Parameter defaults / undocumented options isn’t ideal. Pretty sure we can just schedule work to sort that. The sources for the doc pages are here, if you’re interesting in contributing your own findings too!


Finally, when it comes to the type system… yeah, reading through you’re write-up, I’ve no idea what to suggest there right now. And I suspect any work there would be big enough to not be done any time soon either! That said, if there’s anything you think could be cleaned up or small improvements that could be made - please do say them, and I’ll bring them to the team.


Thanks again for the detailed post - it’s really interesting to get these insights from someone who’s spent a long time diving into the APIs and figuring out the best ways to make them accessible.

(As an extra note, I love that you’ve linked your code where relevant. Its incredibly helpful!)

Hi there, finally I have time to come back to my grist-related projects (I started translating the docs, btw!). So, here’s my 2 cents…

When it comes to overly nested objects - I can see the frustration there! Personally, I’m a fan of key-value structures in API design, as they provide an avenue for extension without making breaking changes.

I get it… not sure if I agree, but I kinda get it… My gut instinct, if you need something like {'users': [<an array of users>]} because in the future you may want to extend the api to the point where you will return both “an array of users” and “an array of something else” in the same response, then I’m afraid it’s another api.
But I’m no web api expert… I’ll just keep Pygrister as flat as possible for the time being, and worry about this later…

When it comes to record formats, I’m guessing that it’s to separate user-defined fields from Grist metadata fields (like ‘id’).

Uhm, don’t think so?.. Grist fields already come mixed together with user-defined ones (except for “id”, that is). If you want to filter those out, you can use the “hidden=false” option in your request.
On the other side, the “id” field being the real primary key, you always want it in the mix, when possible. In my (and pygrister’s) opinion, a record

  • either includes an “id”, which means it’s already stored in the table,
  • or not, which means it’s about to be.

Parameter defaults / undocumented options isn’t ideal. … if you’re interesting in contributing your own findings too!

Problem is, I’m not fluent in typescript and I had quite a few difficulties navigating the source code looking for the api endpoints… I’ll give it another shot when I have more time…

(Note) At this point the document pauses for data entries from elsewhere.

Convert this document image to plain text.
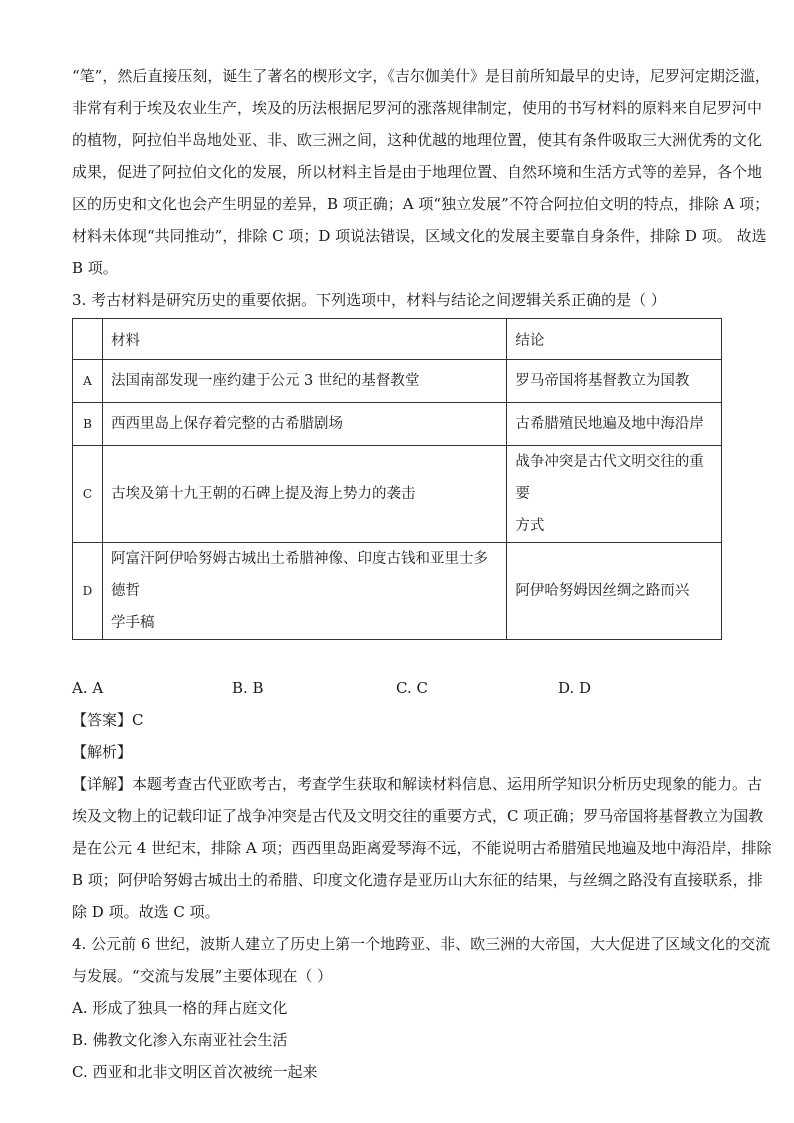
“笔”，然后直接压刻，诞生了著名的楔形文字，《吉尔伽美什》是目前所知最早的史诗，尼罗河定期泛滥，
非常有利于埃及农业生产，埃及的历法根据尼罗河的涨落规律制定，使用的书写材料的原料来自尼罗河中
的植物，阿拉伯半岛地处亚、非、欧三洲之间，这种优越的地理位置，使其有条件吸取三大洲优秀的文化
成果，促进了阿拉伯文化的发展，所以材料主旨是由于地理位置、自然环境和生活方式等的差异，各个地
区的历史和文化也会产生明显的差异，B 项正确；A 项“独立发展”不符合阿拉伯文明的特点，排除 A 项；
材料未体现“共同推动”，排除 C 项；D 项说法错误，区域文化的发展主要靠自身条件，排除 D 项。 故选
B 项。

3. 考古材料是研究历史的重要依据。下列选项中，材料与结论之间逻辑关系正确的是（ ）

	材料	结论
A	法国南部发现一座约建于公元 3 世纪的基督教堂	罗马帝国将基督教立为国教

B	西西里岛上保存着完整的古希腊剧场	古希腊殖民地遍及地中海沿岸

C	古埃及第十九王朝的石碑上提及海上势力的袭击	战争冲突是古代文明交往的重要
方式

D	阿富汗阿伊哈努姆古城出土希腊神像、印度古钱和亚里士多德哲
学手稿	阿伊哈努姆因丝绸之路而兴
A. A	B. B	C. C	D. D

【答案】C

【解析】

【详解】本题考查古代亚欧考古，考查学生获取和解读材料信息、运用所学知识分析历史现象的能力。古
埃及文物上的记载印证了战争冲突是古代及文明交往的重要方式，C 项正确；罗马帝国将基督教立为国教
是在公元 4 世纪末，排除 A 项；西西里岛距离爱琴海不远，不能说明古希腊殖民地遍及地中海沿岸，排除
B 项；阿伊哈努姆古城出土的希腊、印度文化遗存是亚历山大东征的结果，与丝绸之路没有直接联系，排
除 D 项。故选 C 项。
4. 公元前 6 世纪，波斯人建立了历史上第一个地跨亚、非、欧三洲的大帝国，大大促进了区域文化的交流
与发展。“交流与发展”主要体现在（ ）
A. 形成了独具一格的拜占庭文化
B. 佛教文化渗入东南亚社会生活
C. 西亚和北非文明区首次被统一起来
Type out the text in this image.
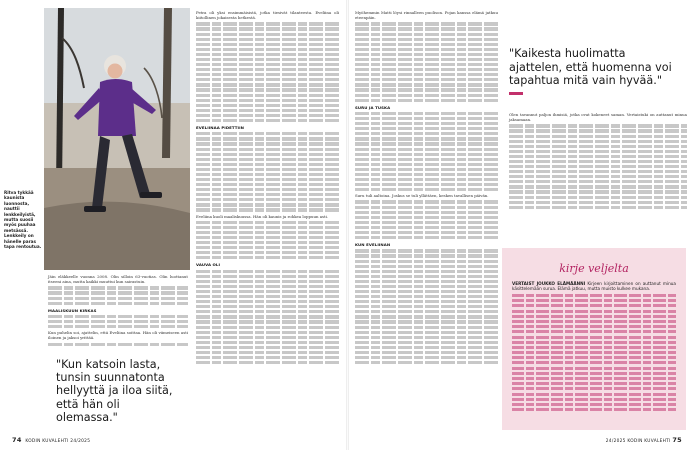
Ritva tykkää kaunista luonnosta, nauttii lenkkeilyistä, mutta suosii myös puuhaa metsässä. Lenkkeily on hänelle paras tapa rentoutua.

Jäin eläkkeelle vuonna 2008. Olin silloin 63-vuotias. Olin luottanut itseeni aina, mutta kaikki muuttui kun sairastuin.

MAALISKUUN KIRKAS

Kun puhelin soi, ajattelin, että Eveliina soittaa. Hän oli viimeiseen asti iloinen ja jaksoi yrittää.

"Kun katsoin lasta, tunsin suunnatonta hellyyttä ja iloa siitä, että hän oli olemassa."

Petra oli yksi ensimmäisistä, jotka tiesivät tilanteesta. Eveliina oli kiitollinen jokaisesta hetkestä.

EVELIINAA PIDETTIIN

Eveliina kuoli maaliskuussa. Hän oli kaunis ja rohkea loppuun asti.

VAUVA OLI

74 KODIN KUVALEHTI 24/2025

Myöhemmin Matti löysi rinnalleen puolison. Pojan kanssa elämä jatkuu eteenpäin.

SURU JA TUSKA

Suru tuli aaltoina. Joskus se tuli yllättäen, kesken tavallisen päivän.

KUN EVELIINAN

Olen tavannut paljon ihmisiä, jotka ovat kokeneet saman. Vertaistuki on auttanut minua jaksamaan.

24/2025 KODIN KUVALEHTI 75
"Kaikesta huolimatta ajattelen, että huomenna voi tapahtua mitä vain hyvää."
kirje veljelta
VERTAIST JOUKKO ELÄMÄÄNNI Kirjeen kirjoittaminen on auttanut minua käsittelemään surua. Elämä jatkuu, mutta muisto kulkee mukana.
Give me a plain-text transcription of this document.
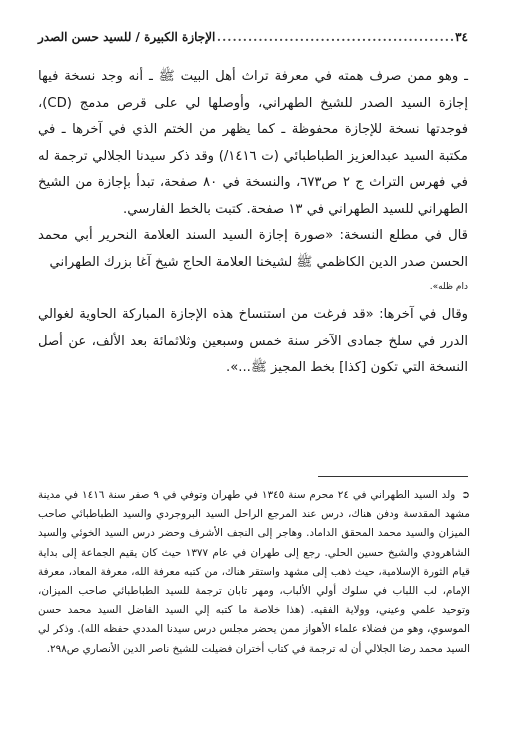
٣٤
..............................................
الإجازة الكبيرة / للسيد حسن الصدر

ـ وهو ممن صرف همته في معرفة تراث أهل البيت ﷺ ـ أنه وجد نسخة فيها إجازة السيد الصدر للشيخ الطهراني، وأوصلها لي على قرص مدمج (CD)، فوجدتها نسخة للإجازة محفوظة ـ كما يظهر من الختم الذي في آخرها ـ في مكتبة السيد عبدالعزيز الطباطبائي (ت ١٤١٦/) وقد ذكر سيدنا الجلالي ترجمة له في فهرس التراث ج ٢ ص٦٧٣، والنسخة في ٨٠ صفحة، تبدأ بإجازة من الشيخ الطهراني للسيد الطهراني في ١٣ صفحة. كتبت بالخط الفارسي.

قال في مطلع النسخة: «صورة إجازة السيد السند العلامة النحرير أبي محمد الحسن صدر الدين الكاظمي ﷺ لشيخنا العلامة الحاج شيخ آغا بزرك الطهراني

دام ظله».

وقال في آخرها: «قد فرغت من استنساخ هذه الإجازة المباركة الحاوية لغوالي الدرر في سلخ جمادى الآخر سنة خمس وسبعين وثلاثمائة بعد الألف، عن أصل النسخة التي تكون [كذا] بخط المجيز ﷺ...».

➲ولد السيد الطهراني في ٢٤ محرم سنة ١٣٤٥ في طهران وتوفي في ٩ صفر سنة ١٤١٦ في مدينة مشهد المقدسة ودفن هناك، درس عند المرجع الراحل السيد البروجردي والسيد الطباطبائي صاحب الميزان والسيد محمد المحقق الداماد. وهاجر إلى النجف الأشرف وحضر درس السيد الخوئي والسيد الشاهرودي والشيخ حسين الحلي. رجع إلى طهران في عام ١٣٧٧ حيث كان يقيم الجماعة إلى بداية قيام الثورة الإسلامية، حيث ذهب إلى مشهد واستقر هناك، من كتبه معرفة الله، معرفة المعاد، معرفة الإمام، لب اللباب في سلوك أولي الألباب، ومهر تابان ترجمة للسيد الطباطبائي صاحب الميزان، وتوحيد علمي وعيني، وولاية الفقيه. (هذا خلاصة ما كتبه إلي السيد الفاضل السيد محمد حسن الموسوي، وهو من فضلاء علماء الأهواز ممن يحضر مجلس درس سيدنا المددي حفظه الله). وذكر لي السيد محمد رضا الجلالي أن له ترجمة في كتاب أختران فضيلت للشيخ ناصر الدين الأنصاري ص٢٩٨.
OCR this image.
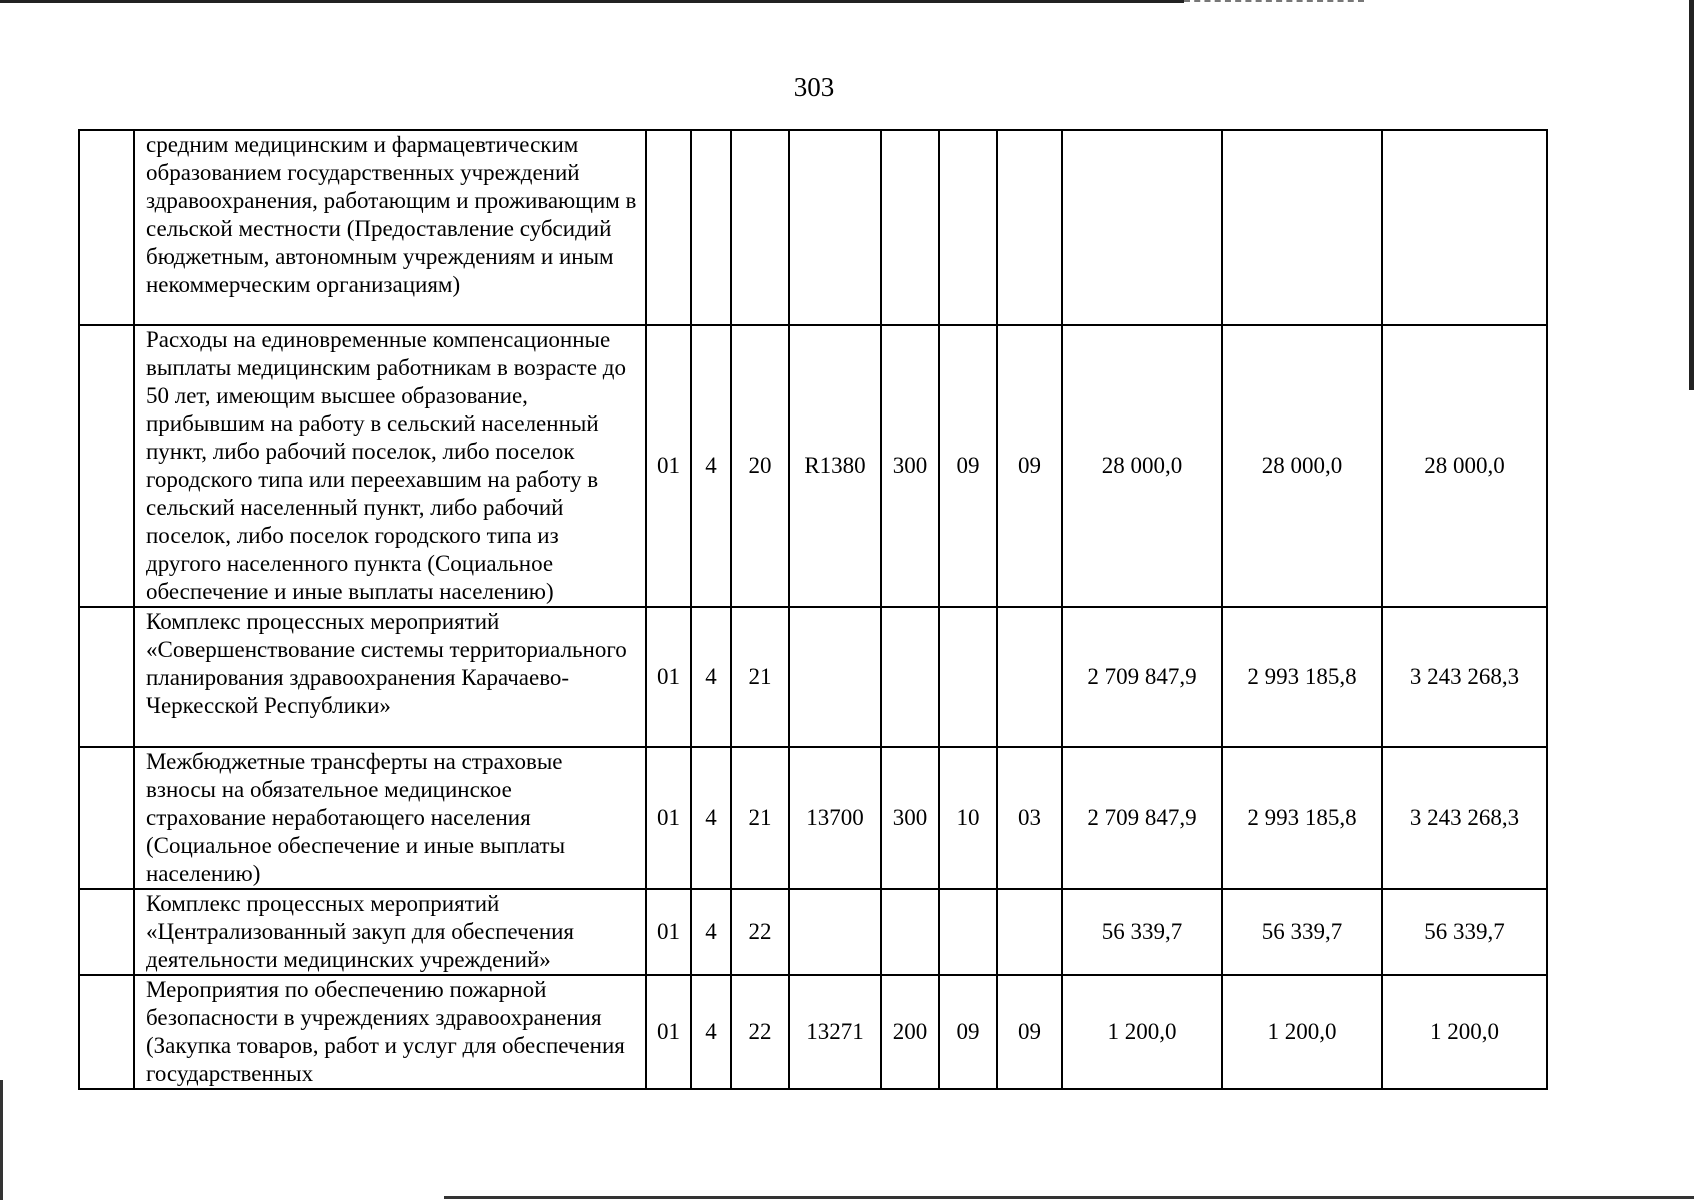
303
	средним медицинским и фармацевтическим образованием государственных учреждений здравоохранения, работающим и проживающим в сельской местности (Предоставление субсидий бюджетным, автономным учреждениям и иным некоммерческим организациям)										
	Расходы на единовременные компенсационные выплаты медицинским работникам в возрасте до 50 лет, имеющим высшее образование, прибывшим на работу в сельский населенный пункт, либо рабочий поселок, либо поселок городского типа или переехавшим на работу в сельский населенный пункт, либо рабочий поселок, либо поселок городского типа из другого населенного пункта (Социальное обеспечение и иные выплаты населению)	01	4	20	R1380	300	09	09	28 000,0	28 000,0	28 000,0
	Комплекс процессных мероприятий «Совершенствование системы территориального планирования здравоохранения Карачаево-Черкесской Республики»	01	4	21					2 709 847,9	2 993 185,8	3 243 268,3
	Межбюджетные трансферты на страховые взносы на обязательное медицинское страхование неработающего населения (Социальное обеспечение и иные выплаты населению)	01	4	21	13700	300	10	03	2 709 847,9	2 993 185,8	3 243 268,3
	Комплекс процессных мероприятий «Централизованный закуп для обеспечения деятельности медицинских учреждений»	01	4	22					56 339,7	56 339,7	56 339,7
	Мероприятия по обеспечению пожарной безопасности в учреждениях здравоохранения (Закупка товаров, работ и услуг для обеспечения государственных	01	4	22	13271	200	09	09	1 200,0	1 200,0	1 200,0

Finally, when it comes to the type system… yeah, reading through you’re write-up, I’ve no idea what to suggest there right now.

TBH, it’s not a big deal anyway. I mean, perhaps developer-wise, you should find a way to a more formal specification for your own sake… but from the point of view of a user, meh… When your backend is Sqlite, you sorta expect things being fuzzy, and it’s really a feature not a bug. However, the Grist gui does its job, and the apis deal in json anyway, so who cares.
The only problem I have as a user, is when I download the sqlite db to run queries against it. Then, it’s pretty annoying having to deal with the quirkiness, esp. the occasional value encoded as bytes, esp. because the marshalling algorithm is not documented. Ideally, it would be nice to have a stipulation like “everything that is not of the expected type for a column, is stored as text (and complex data is serialized as json)”. But I understand json is slow. At the very least, you should document your marshalling algorithm and update the doc page on types
In any case, when I was investingating Grist’s type system, I made a test table… the values here are either inserted in the gui, or passed through the apis. It’s far from being complete, but it helped me find a few quirks… if you download the sqlite db, you’ll find which values are actually stored as bytes, for example.